Tahun lalu, kata Arief Pramuhanto, Indofarma juga merestrukturisasi pinjaman bank dan menghasilkan dampak yang cukup terasa pada kinerja perseroan. Tak ketinggalan, perseroan turut menata fungsi-fungsi sumber daya manusia (SDM). Indofarma memastikan seluruh strategi turn around dijalankan secara disiplin.
Sementara itu, tahun ini perseroan menangkap peluang bisnis dengan rencana membangun pabrik terkait alat-alat kesehatan yang punya permintaan tinggi, seperti masker, jarum suntik, dan sarung tangan. “Kami alokasikan belanja modal kurang lebih Rp200 miliar,” jelas dia.
Menurut Arief, sejauh ini alat-alat kesehatan yang dikembangkan perseroan terbagi dalam empat kategori. Pertama, kategori produk diagnosis, termasuk rapid test antigen dan polymerase chain reaction (PCR). Kedua, perseroan mendukung segala perlengkapan yang dibutuhkan rumah sakit. Ketiga, memproduksi mesin-mesin medis berteknologi tinggi, salah satunya mesin hemodialisis atau alat cuci darah. Keempat, perseroan memiliki lini bisnis barang-barang medis yang dikonsumsi secara masal, seperti masker dan alat pelindung diri (APD).
Arief Pramuhanto menegaskan, Indofarma yang selama ini terkenal dengan produk multivitamin biovision tak melupakan bisnis obat. Perseroan berkomitmen merintis segmen herbal dengan mengembangkan obat-obat tradisional.
Selain itu, perseroan bersiap menambah lini obat yang terkait dengan pengobatan efek Covid-19, yakni Ivermectin. “Obat tersebut masih diproses oleh Badan Pengawas Obat dan Makanan (BPOM),” ujar dia.
Penjualan Meningkat 28%
Hingga saat ini, perseroan masih menunggu audit laporan keuangan 2020 selesai. Sedikit bocoran, Indofarma mengalami kenaikan penjualan bersih 28% menjadi Rp1,74 triliun pada 2020, dibanding 2019 sebesar Rp1,35 triliun.
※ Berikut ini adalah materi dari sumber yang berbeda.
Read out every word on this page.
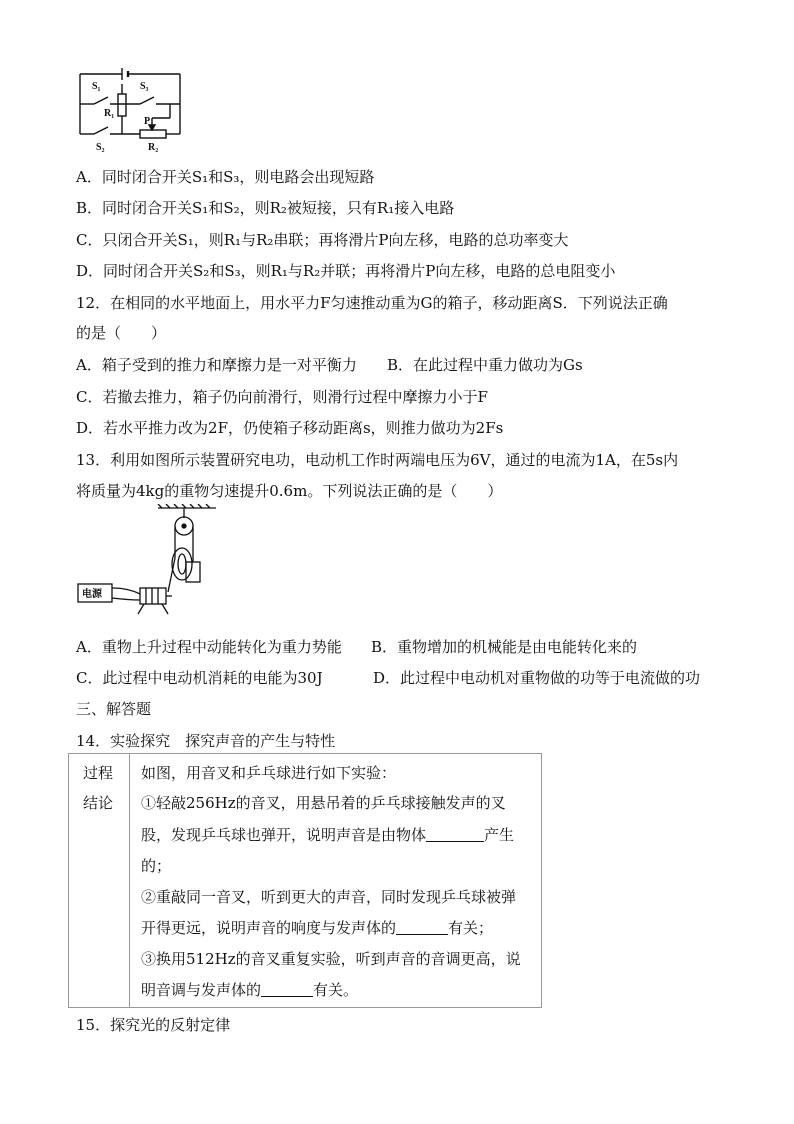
S₁	S₃
R₁
P
S₂	R₂
A．同时闭合开关S₁和S₃，则电路会出现短路
B．同时闭合开关S₁和S₂，则R₂被短接，只有R₁接入电路
C．只闭合开关S₁，则R₁与R₂串联；再将滑片P向左移，电路的总功率变大
D．同时闭合开关S₂和S₃，则R₁与R₂并联；再将滑片P向左移，电路的总电阻变小
12．在相同的水平地面上，用水平力F匀速推动重为G的箱子，移动距离S．下列说法正确
的是（　　）
A．箱子受到的推力和摩擦力是一对平衡力 B．在此过程中重力做功为Gs
C．若撤去推力，箱子仍向前滑行，则滑行过程中摩擦力小于F
D．若水平推力改为2F，仍使箱子移动距离s，则推力做功为2Fs
13．利用如图所示装置研究电功，电动机工作时两端电压为6V，通过的电流为1A，在5s内
将质量为4kg的重物匀速提升0.6m。下列说法正确的是（　　）
电源
A．重物上升过程中动能转化为重力势能 B．重物增加的机械能是由电能转化来的
C．此过程中电动机消耗的电能为30J	D．此过程中电动机对重物做的功等于电流做的功
三、解答题
14．实验探究　探究声音的产生与特性
过程
结论
如图，用音叉和乒乓球进行如下实验：
①轻敲256Hz的音叉，用悬吊着的乒乓球接触发声的叉
股，发现乒乓球也弹开，说明声音是由物体	产生
的；
②重敲同一音叉，听到更大的声音，同时发现乒乓球被弹
开得更远，说明声音的响度与发声体的	有关；
③换用512Hz的音叉重复实验，听到声音的音调更高，说
明音调与发声体的	有关。
15．探究光的反射定律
Alhasil, posisi bottom line keuangan perseroan diprediksi turut membaik.
Menurut Direktur Keuangan dan Human Capital Indofarma, Herry Triyatno, pandemi menjadi kesempatan bagi perseroan untuk mendongkrak penjualan. Hal ini tercermin pada penjualan kuartal IV-2020 yang didominasi obat untuk membantu penyembuhan Covid-19.
“Obat oseltamivir dan remdesivir mampu memberikan porsi penjualan hampir dua pertiga pada kuartal IV-2020, dan ini cukup besar. Kontribusi dari antigen, PCR, masker juga signifikan. Untuk posisi bottom line, estimasinya akan lebih baik dibanding 2019,” papar dia.
Indofarma, kata Herry, sebenarnya punya target yang tidak muluk-muluk. Pihaknya terus berupaya mengubah fundamental, seperti budaya kerja dan penyesuaian terhadap perubahan teknologi. Dengan fundamental yang solid, Indofarma diharapkan mampu memberikan tingkat pengembalian yang baik kepada pemegang saham ataupun investor.
“Indofarma ini secara market cap masih kecil dibanding perusahaan lain. Tapi meskipun kecil begini, kami dapat menyediakan kebutuhan masarakat sehingga menghasilkan sustainable growth bagi perusahaan,” tegas dia.